Brazil: Workers’ Party Youth Representatives Thank Cuban Doctors

The young PTs shared a letter saying that Cuba exerts a significant influence on the formulation of State policies that guarantee basic and universal rights The young people of the Workers’ Party (PT) of Brazil thank today Cuban doctors for their solidarity that contributed to strengthening the basic principles of equity and integrality of health

Brasil-PT
Brasil-PT
The signatories of the letter also repudiate the offenses issued by President-elect Jair Bolsonaro against the Cuban professionals.

The young PTs shared a letter saying that Cuba exerts a significant influence on the formulation of State policies that guarantee basic and universal rights

The young people of the Workers’ Party (PT) of Brazil thank today Cuban doctors for their solidarity that contributed to strengthening the basic principles of equity and integrality of health in this country.

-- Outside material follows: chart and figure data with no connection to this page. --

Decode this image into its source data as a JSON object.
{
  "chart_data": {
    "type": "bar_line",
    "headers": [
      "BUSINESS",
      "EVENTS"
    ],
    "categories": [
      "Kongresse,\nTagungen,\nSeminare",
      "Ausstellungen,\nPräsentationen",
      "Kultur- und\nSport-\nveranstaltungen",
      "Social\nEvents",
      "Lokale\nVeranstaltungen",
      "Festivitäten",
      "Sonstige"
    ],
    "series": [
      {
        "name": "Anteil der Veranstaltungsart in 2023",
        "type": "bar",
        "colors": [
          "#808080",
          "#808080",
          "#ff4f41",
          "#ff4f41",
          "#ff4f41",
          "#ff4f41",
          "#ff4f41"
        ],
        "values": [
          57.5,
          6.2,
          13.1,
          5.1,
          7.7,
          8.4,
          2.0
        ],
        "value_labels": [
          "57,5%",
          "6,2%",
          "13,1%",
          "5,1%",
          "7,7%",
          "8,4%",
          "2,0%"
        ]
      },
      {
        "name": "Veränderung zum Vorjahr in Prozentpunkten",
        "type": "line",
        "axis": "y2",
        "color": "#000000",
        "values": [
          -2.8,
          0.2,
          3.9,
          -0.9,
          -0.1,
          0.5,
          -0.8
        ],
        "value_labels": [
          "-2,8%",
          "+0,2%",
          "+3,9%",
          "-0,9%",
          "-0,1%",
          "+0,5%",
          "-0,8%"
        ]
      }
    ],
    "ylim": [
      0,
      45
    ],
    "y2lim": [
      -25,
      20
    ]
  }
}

In a letter, distributed on social networks, they state that Cuba exerts a significant influence on the formulation of State policies that guarantee basic and universal rights.

The signatories of the letter also repudiate the offenses issued by President-elect Jair Bolsonaro against the Cuban professionals who participated in the Brazilian More Doctors program.

Mid of November, Cuba decided to withdraw from this initiative before the questioning and derogatory statements of Bolsonaro, who assumes power on January 1.

In the text, the young PTs expressed that the experiences shared with the Brazilian people, the humanitarian assistance and quality of the Cuban doctors must be translated into resistance for the construction of a society more concerned with family and community medicine.

In this regard, the National Secretary of Students of the PT, Mario Magno, lamented the non-continuation of Cubans in the More Doctors program and denounced those profane, authoritarian discourses that strengthen neoliberalism ended with an important cooperation program.

Such a situation, he stressed, will not only affect Brazil but also the world, fundamentally, the countries that suffer from these historical inequalities in health.

The Ministry of Health of Cuba explained in its position that the initiative of the then president of Brazil, Dilma Rousseff, in which Cuba participated since 2013, had the noble purpose of ensuring medical attention to the largest number of the Brazilian population, in accordance with the principle of universal health coverage promoted by the World Health Organization.